La Nación, Santiago de Chile, 24 de mayo de 1953.
Más o menos así es. Al final están los «ardientes hielos». Los que yo también he buscado.
Y ahora, de nuevo la inquietud, mientras viajo en este avión, de París a Londres.
El pensamiento de Krishnamurti es tan serio como para que un escritor racionalista como Aldous Huxley lo haya seguido hasta transformar su propia vida. Y su visión del mundo deberá ser semejante a la de Hermann Hesse, que también se inspira en iguales fuentes.
El sol de la mañana aparece y golpea sobre las alas del avión.
El encuentro
Luego, otra vez las calles de Londres, estas calles que nos permiten ser uno mismo, porque, a pesar de estar llenas de gente, parece que estuvieran solas.
Son las doce del día. He dejado mis maletas en el hotel y he salido a caminar. No sé el nombre de la calle; pero es una calle central. De pronto, me parece más solitaria. Será tal vez porque en dirección contraria viene caminando muy lentamente un hombre con la cabeza descubierta. En ese momento nadie más viene por la acera. Me llama la atención el hombre que camina. Tiene aspecto de hindú. De improviso, le reconozco: Krishnamurti. Mi rostro debe reflejar la impresión, pues me extiende la mano y me saluda.

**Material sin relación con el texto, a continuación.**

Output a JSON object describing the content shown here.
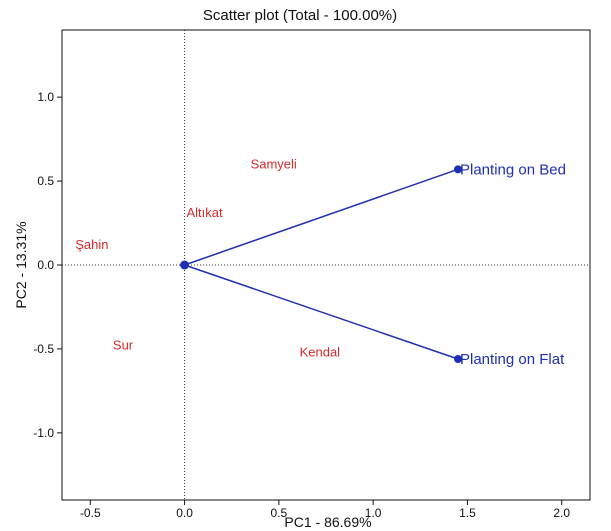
{
  "chart_data": {
    "type": "scatter",
    "title": "Scatter plot (Total - 100.00%)",
    "xlabel": "PC1 - 86.69%",
    "ylabel": "PC2 - 13.31%",
    "xlim": [
      -0.65,
      2.15
    ],
    "ylim": [
      -1.4,
      1.4
    ],
    "xticks": [
      "-0.5",
      "0.0",
      "0.5",
      "1.0",
      "1.5",
      "2.0"
    ],
    "xtick_values": [
      -0.5,
      0,
      0.5,
      1,
      1.5,
      2
    ],
    "yticks": [
      "1.0",
      "0.5",
      "0.0",
      "-0.5",
      "-1.0"
    ],
    "ytick_values": [
      1,
      0.5,
      0,
      -0.5,
      -1
    ],
    "grid": false,
    "reference_lines": {
      "x": 0,
      "y": 0,
      "style": "dotted"
    },
    "observations": [
      {
        "label": "Samyeli",
        "x": 0.35,
        "y": 0.6
      },
      {
        "label": "Altıkat",
        "x": 0.01,
        "y": 0.31
      },
      {
        "label": "Şahin",
        "x": -0.58,
        "y": 0.12
      },
      {
        "label": "Sur",
        "x": -0.38,
        "y": -0.48
      },
      {
        "label": "Kendal",
        "x": 0.61,
        "y": -0.52
      }
    ],
    "variables": [
      {
        "label": "Planting on Bed",
        "x": 1.45,
        "y": 0.57
      },
      {
        "label": "Planting on Flat",
        "x": 1.45,
        "y": -0.56
      }
    ],
    "origin": {
      "x": 0,
      "y": 0
    }
  },
  "colors": {
    "observation": "#d42a2a",
    "variable": "#1f2fb3",
    "axis": "#111111",
    "reference": "#333333"
  }
}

―Krishnamurti ―le digo―. ¿Usted es Krishnamurti?
Sonríe y asiente.
¡Ah, ya no creo en la casualidad! Acaso él tampoco. Su pelo está casi blanco y hay algo triste en su expresión. Le cuento que soy el encargado de negocios de Chile en la India y que cumplo una aspiración antigua al ir a su tierra. Él recuerda nombres de chilenos amigos suyos y me habla algunas palabras en español. Me dice que en este momento acaba de llegar de Estados Unidos, y que en dos horas más parte al campo, a casa de unos amigos ingleses. En agosto irá a la India. Hablamos un poco de sus libros; me pregunta cuáles he leído. Le doy el nombre de los libros y después mi dirección en India. Mientras tanto miro a sus ojos. ¿Paz? Quién sabe. Dolor de hombre y duda. Sí, eso vi.
Todo ha sido muy breve. Se me olvida decirle que venía pensando en él toda esa mañana. Pero al despedirse me toma la mano entre las suyas y varias veces me ha dado a entender que no necesito hablar.

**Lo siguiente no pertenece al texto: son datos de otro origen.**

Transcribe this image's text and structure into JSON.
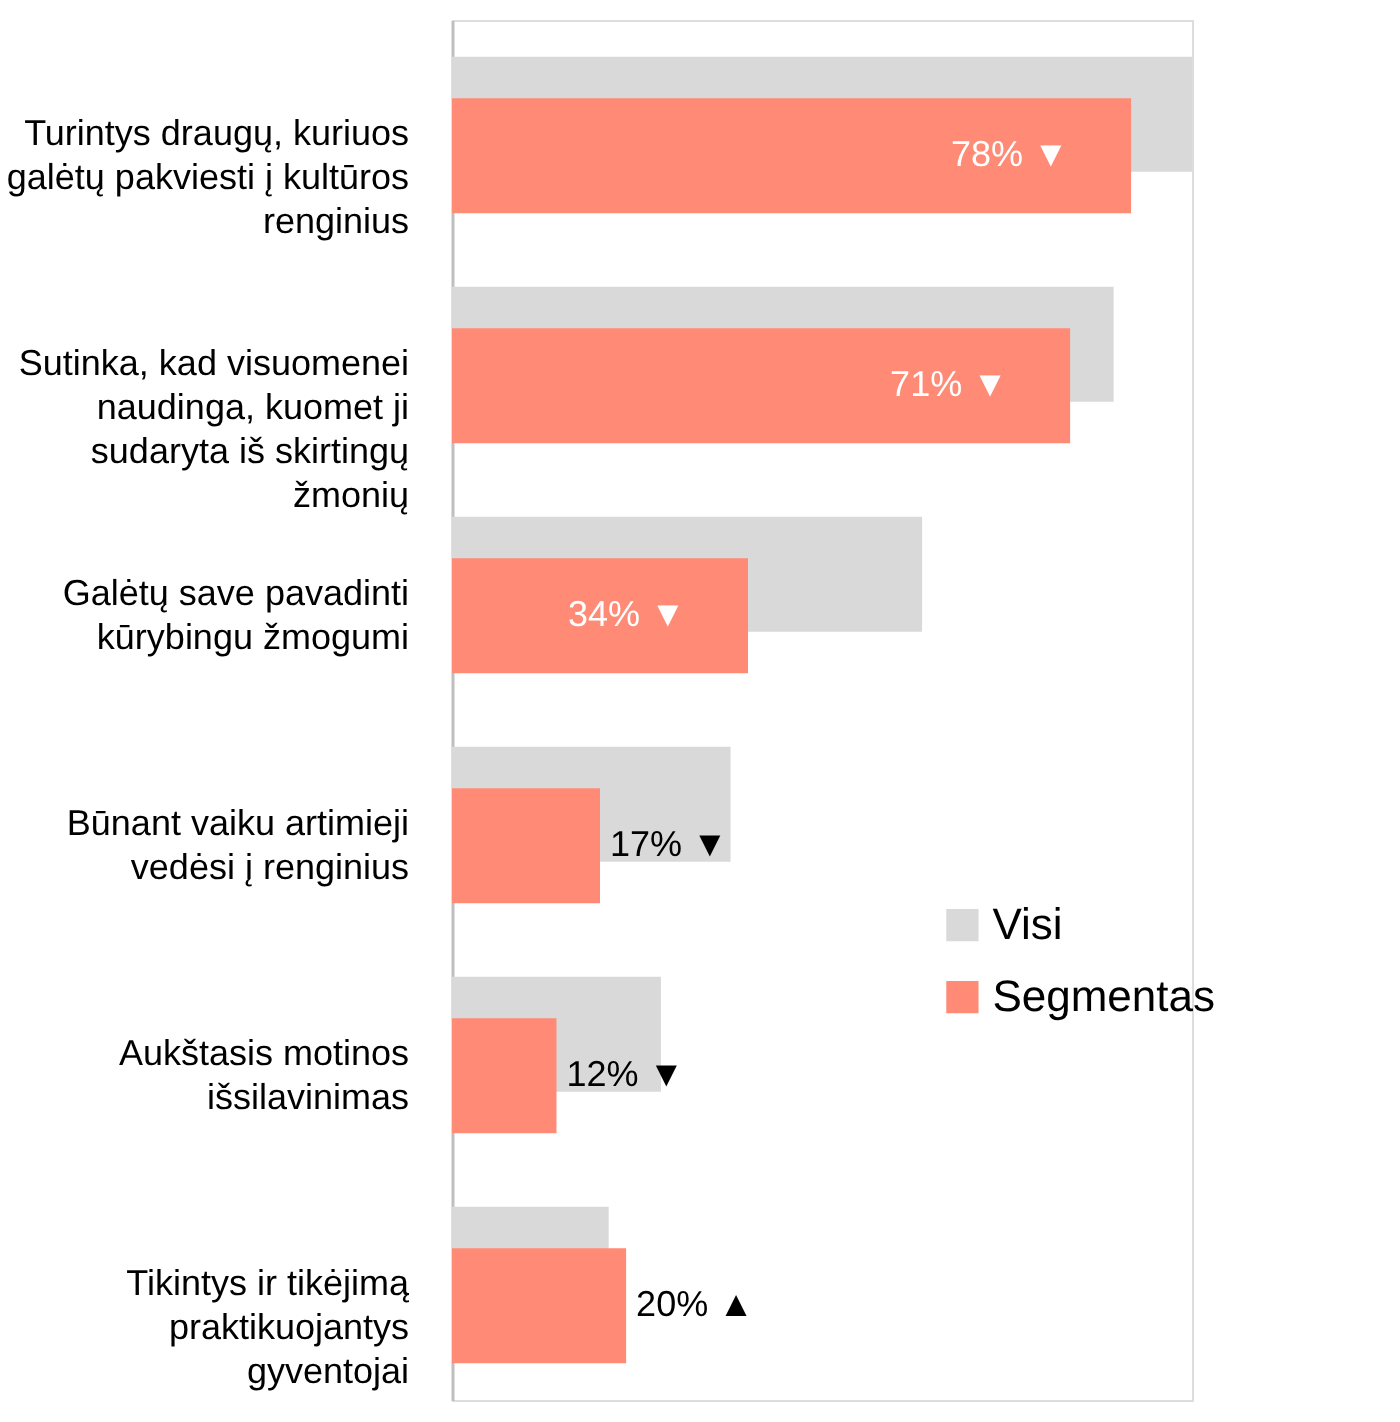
{
  "chart_data": {
    "type": "bar",
    "orientation": "horizontal",
    "categories": [
      "Turintys draugų, kuriuos\ngalėtų pakviesti į kultūros\nrenginius",
      "Sutinka, kad visuomenei\nnaudinga, kuomet ji\nsudaryta iš skirtingų\nžmonių",
      "Galėtų save pavadinti\nkūrybingu žmogumi",
      "Būnant vaiku artimieji\nvedėsi į renginius",
      "Aukštasis motinos\nišsilavinimas",
      "Tikintys ir tikėjimą\npraktikuojantys\ngyventojai"
    ],
    "series": [
      {
        "name": "Visi",
        "color": "#d9d9d9",
        "values": [
          85,
          76,
          54,
          32,
          24,
          18
        ]
      },
      {
        "name": "Segmentas",
        "color": "#ff8a75",
        "values": [
          78,
          71,
          34,
          17,
          12,
          20
        ],
        "value_labels": [
          "78% ▼",
          "71% ▼",
          "34% ▼",
          "17% ▼",
          "12% ▼",
          "20% ▲"
        ]
      }
    ],
    "legend": "right"
  }
}
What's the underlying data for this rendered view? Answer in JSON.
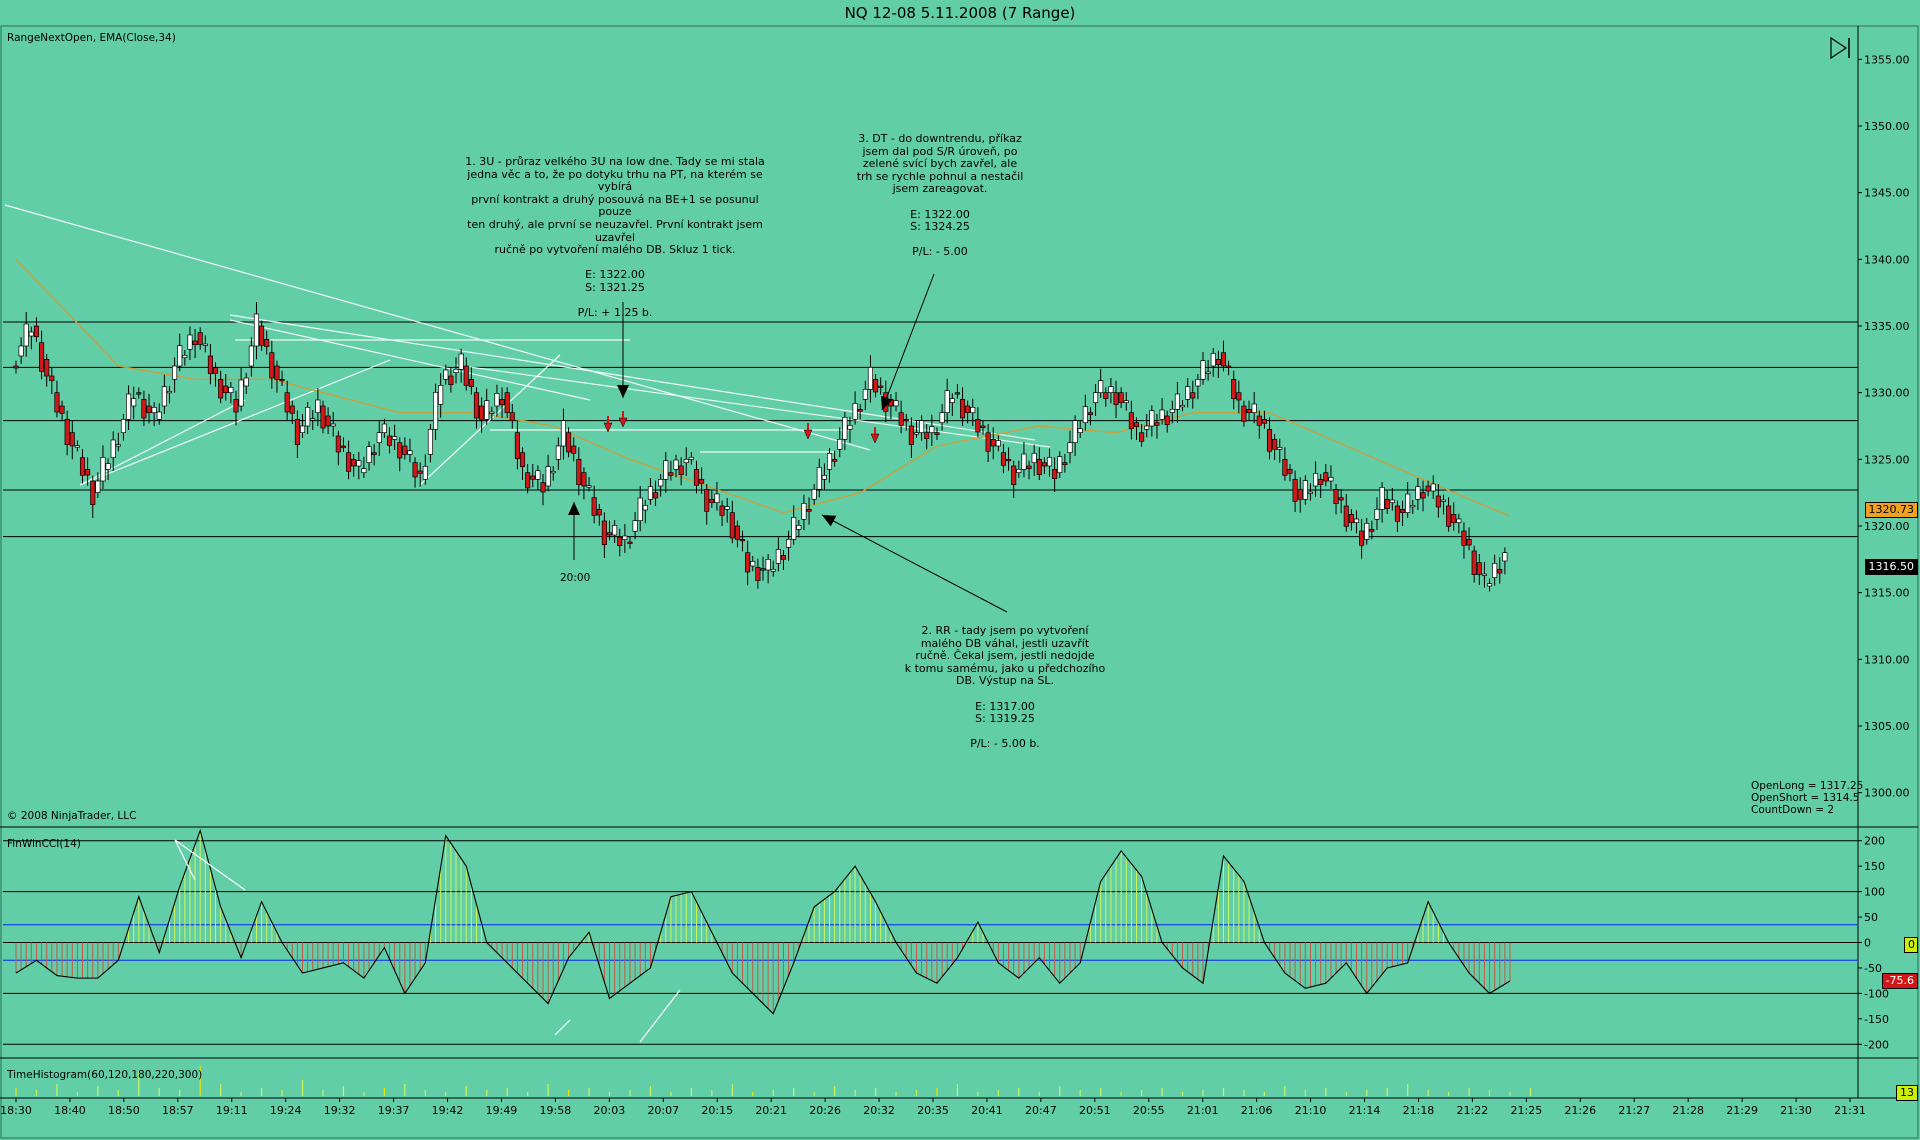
{
  "window": {
    "title": "NQ 12-08  5.11.2008 (7 Range)"
  },
  "panels": {
    "price_label": "RangeNextOpen, EMA(Close,34)",
    "copyright": "© 2008 NinjaTrader, LLC",
    "cci_label": "FinWinCCI(14)",
    "time_hist_label": "TimeHistogram(60,120,180,220,300)"
  },
  "stats": [
    "OpenLong = 1317.25",
    "OpenShort = 1314.5",
    "CountDown = 2"
  ],
  "price_tags": {
    "ema": "1320.73",
    "last": "1316.50",
    "cci": "-75.6",
    "cci_zero": "0",
    "hist": "13"
  },
  "annotations": {
    "note1": "1. 3U - průraz velkého 3U na low dne. Tady se mi stala\njedna věc a to, že po dotyku trhu na PT, na kterém se vybírá\nprvní kontrakt a druhý posouvá na BE+1 se posunul pouze\nten druhý, ale první se neuzavřel. První kontrakt jsem uzavřel\nručně po vytvoření malého DB. Skluz 1 tick.\n\nE: 1322.00\nS: 1321.25\n\nP/L: + 1.25 b.",
    "note2": "2. RR - tady jsem po vytvoření\nmalého DB váhal, jestli uzavřít\nručně. Čekal jsem, jestli nedojde\nk tomu samému, jako u předchozího\nDB. Výstup na SL.\n\nE: 1317.00\nS: 1319.25\n\nP/L: - 5.00 b.",
    "note3": "3. DT - do downtrendu, příkaz\njsem dal pod S/R úroveň, po\nzelené svící bych zavřel, ale\ntrh se rychle pohnul a nestačil\njsem zareagovat.\n\nE: 1322.00\nS: 1324.25\n\nP/L: - 5.00",
    "time_label": "20:00"
  },
  "chart_data": [
    {
      "type": "candlestick",
      "title": "NQ 12-08  5.11.2008 (7 Range)",
      "ylim": [
        1297.5,
        1357.5
      ],
      "y_ticks": [
        "1355.00",
        "1350.00",
        "1345.00",
        "1340.00",
        "1335.00",
        "1330.00",
        "1325.00",
        "1320.00",
        "1315.00",
        "1310.00",
        "1305.00",
        "1300.00"
      ],
      "x_ticks": [
        "18:30",
        "18:40",
        "18:50",
        "18:57",
        "19:11",
        "19:24",
        "19:32",
        "19:37",
        "19:42",
        "19:49",
        "19:58",
        "20:03",
        "20:07",
        "20:15",
        "20:21",
        "20:26",
        "20:32",
        "20:35",
        "20:41",
        "20:47",
        "20:51",
        "20:55",
        "21:01",
        "21:06",
        "21:10",
        "21:14",
        "21:18",
        "21:22",
        "21:25",
        "21:26",
        "21:27",
        "21:28",
        "21:29",
        "21:30",
        "21:31"
      ],
      "sr_levels": [
        1335.3,
        1331.9,
        1327.9,
        1322.7,
        1319.2
      ],
      "close_path": [
        [
          0,
          1332
        ],
        [
          4,
          1335
        ],
        [
          8,
          1330
        ],
        [
          12,
          1326
        ],
        [
          16,
          1322.5
        ],
        [
          20,
          1326
        ],
        [
          24,
          1330
        ],
        [
          28,
          1328
        ],
        [
          32,
          1332
        ],
        [
          36,
          1334.5
        ],
        [
          40,
          1331
        ],
        [
          44,
          1329
        ],
        [
          48,
          1335
        ],
        [
          52,
          1331
        ],
        [
          56,
          1327
        ],
        [
          60,
          1329
        ],
        [
          64,
          1326
        ],
        [
          68,
          1324
        ],
        [
          72,
          1327
        ],
        [
          76,
          1326
        ],
        [
          80,
          1323.5
        ],
        [
          84,
          1331
        ],
        [
          88,
          1332
        ],
        [
          92,
          1328
        ],
        [
          96,
          1330
        ],
        [
          100,
          1324
        ],
        [
          104,
          1323
        ],
        [
          108,
          1327
        ],
        [
          112,
          1323
        ],
        [
          116,
          1319.5
        ],
        [
          120,
          1318.8
        ],
        [
          124,
          1322
        ],
        [
          128,
          1324
        ],
        [
          132,
          1325
        ],
        [
          136,
          1322
        ],
        [
          140,
          1321
        ],
        [
          144,
          1317
        ],
        [
          148,
          1316.6
        ],
        [
          152,
          1319
        ],
        [
          156,
          1322
        ],
        [
          160,
          1325
        ],
        [
          164,
          1328
        ],
        [
          168,
          1331
        ],
        [
          172,
          1329
        ],
        [
          176,
          1327
        ],
        [
          180,
          1327
        ],
        [
          184,
          1330
        ],
        [
          188,
          1328
        ],
        [
          192,
          1326
        ],
        [
          196,
          1324
        ],
        [
          200,
          1325
        ],
        [
          204,
          1324
        ],
        [
          208,
          1327
        ],
        [
          212,
          1330
        ],
        [
          216,
          1330
        ],
        [
          220,
          1327
        ],
        [
          224,
          1328
        ],
        [
          228,
          1329
        ],
        [
          232,
          1331
        ],
        [
          236,
          1333
        ],
        [
          240,
          1329
        ],
        [
          244,
          1328
        ],
        [
          248,
          1325
        ],
        [
          252,
          1322
        ],
        [
          256,
          1324
        ],
        [
          260,
          1321.5
        ],
        [
          264,
          1319
        ],
        [
          268,
          1322
        ],
        [
          272,
          1321
        ],
        [
          276,
          1323
        ],
        [
          280,
          1321.5
        ],
        [
          284,
          1319
        ],
        [
          288,
          1315.5
        ],
        [
          292,
          1318
        ]
      ],
      "ema_path": [
        [
          0,
          1340
        ],
        [
          10,
          1336
        ],
        [
          20,
          1332
        ],
        [
          35,
          1331
        ],
        [
          50,
          1331
        ],
        [
          60,
          1330
        ],
        [
          75,
          1328.5
        ],
        [
          90,
          1328.5
        ],
        [
          105,
          1327.5
        ],
        [
          120,
          1325
        ],
        [
          135,
          1323
        ],
        [
          150,
          1321
        ],
        [
          165,
          1322.5
        ],
        [
          180,
          1326
        ],
        [
          200,
          1327.5
        ],
        [
          215,
          1327
        ],
        [
          230,
          1328.5
        ],
        [
          245,
          1328.5
        ],
        [
          260,
          1326
        ],
        [
          275,
          1323.5
        ],
        [
          292,
          1320.73
        ]
      ],
      "cci": {
        "ylim": [
          -225,
          225
        ],
        "y_ticks": [
          "200",
          "150",
          "100",
          "50",
          "0",
          "-50",
          "-100",
          "-150",
          "-200"
        ],
        "blue_levels": [
          35,
          -35
        ],
        "path": [
          [
            0,
            -60
          ],
          [
            4,
            -35
          ],
          [
            8,
            -65
          ],
          [
            12,
            -70
          ],
          [
            16,
            -70
          ],
          [
            20,
            -35
          ],
          [
            24,
            90
          ],
          [
            28,
            -20
          ],
          [
            32,
            110
          ],
          [
            36,
            220
          ],
          [
            40,
            70
          ],
          [
            44,
            -30
          ],
          [
            48,
            80
          ],
          [
            52,
            0
          ],
          [
            56,
            -60
          ],
          [
            60,
            -50
          ],
          [
            64,
            -40
          ],
          [
            68,
            -70
          ],
          [
            72,
            -10
          ],
          [
            76,
            -100
          ],
          [
            80,
            -40
          ],
          [
            84,
            210
          ],
          [
            88,
            150
          ],
          [
            92,
            0
          ],
          [
            96,
            -40
          ],
          [
            100,
            -80
          ],
          [
            104,
            -120
          ],
          [
            108,
            -30
          ],
          [
            112,
            20
          ],
          [
            116,
            -110
          ],
          [
            120,
            -80
          ],
          [
            124,
            -50
          ],
          [
            128,
            90
          ],
          [
            132,
            100
          ],
          [
            136,
            20
          ],
          [
            140,
            -60
          ],
          [
            144,
            -100
          ],
          [
            148,
            -140
          ],
          [
            152,
            -40
          ],
          [
            156,
            70
          ],
          [
            160,
            100
          ],
          [
            164,
            150
          ],
          [
            168,
            80
          ],
          [
            172,
            0
          ],
          [
            176,
            -60
          ],
          [
            180,
            -80
          ],
          [
            184,
            -30
          ],
          [
            188,
            40
          ],
          [
            192,
            -40
          ],
          [
            196,
            -70
          ],
          [
            200,
            -30
          ],
          [
            204,
            -80
          ],
          [
            208,
            -40
          ],
          [
            212,
            120
          ],
          [
            216,
            180
          ],
          [
            220,
            130
          ],
          [
            224,
            0
          ],
          [
            228,
            -50
          ],
          [
            232,
            -80
          ],
          [
            236,
            170
          ],
          [
            240,
            120
          ],
          [
            244,
            0
          ],
          [
            248,
            -60
          ],
          [
            252,
            -90
          ],
          [
            256,
            -80
          ],
          [
            260,
            -40
          ],
          [
            264,
            -100
          ],
          [
            268,
            -50
          ],
          [
            272,
            -40
          ],
          [
            276,
            80
          ],
          [
            280,
            0
          ],
          [
            284,
            -60
          ],
          [
            288,
            -100
          ],
          [
            292,
            -75.6
          ]
        ]
      },
      "time_histogram": {
        "bars": [
          4,
          3,
          6,
          2,
          5,
          3,
          12,
          4,
          3,
          15,
          6,
          2,
          4,
          3,
          8,
          3,
          5,
          2,
          4,
          6,
          3,
          2,
          5,
          3,
          4,
          2,
          6,
          3,
          4,
          2,
          3,
          5,
          2,
          4,
          3,
          6,
          2,
          3,
          4,
          2,
          5,
          3,
          4,
          2,
          3,
          4,
          6,
          2,
          3,
          4,
          2,
          5,
          3,
          4,
          2,
          3,
          4,
          2,
          3,
          4,
          3,
          2,
          5,
          3,
          4,
          2,
          3,
          4,
          6,
          3,
          2,
          4,
          3,
          2,
          4
        ]
      }
    }
  ]
}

Estas cosas tan extrañas, estas premoniciones del pensamiento, estos contactos de las almas o de las mentes subconscientes, más allá del pensamiento normal y de las palabras, son así, algo que se incluye y que se salva. En Londres no me encontré ni con un dios ni con un mesías. Me encontré con un hombre que caminaba solitario, vestido como un occidental, ensimismado en alguna meditación y que, me parece, sufría en ese instante. Algo definitivo de su mente o de su vida estaba aconteciendo. Lo que para mí fue el encuentro seguramente no puede haber sido lo mismo para él. Para mí fue una ayuda, una clara señal, una mano que se tiende; lo subjetivo primando sobre lo objetivo y transmutando la realidad.
También fue para mí un saludo anticipado de la India y de su atmósfera mental.
Algún día, cuando yo vuelva a encontrar a Krishnamurti, le recordaré este primer encuentro.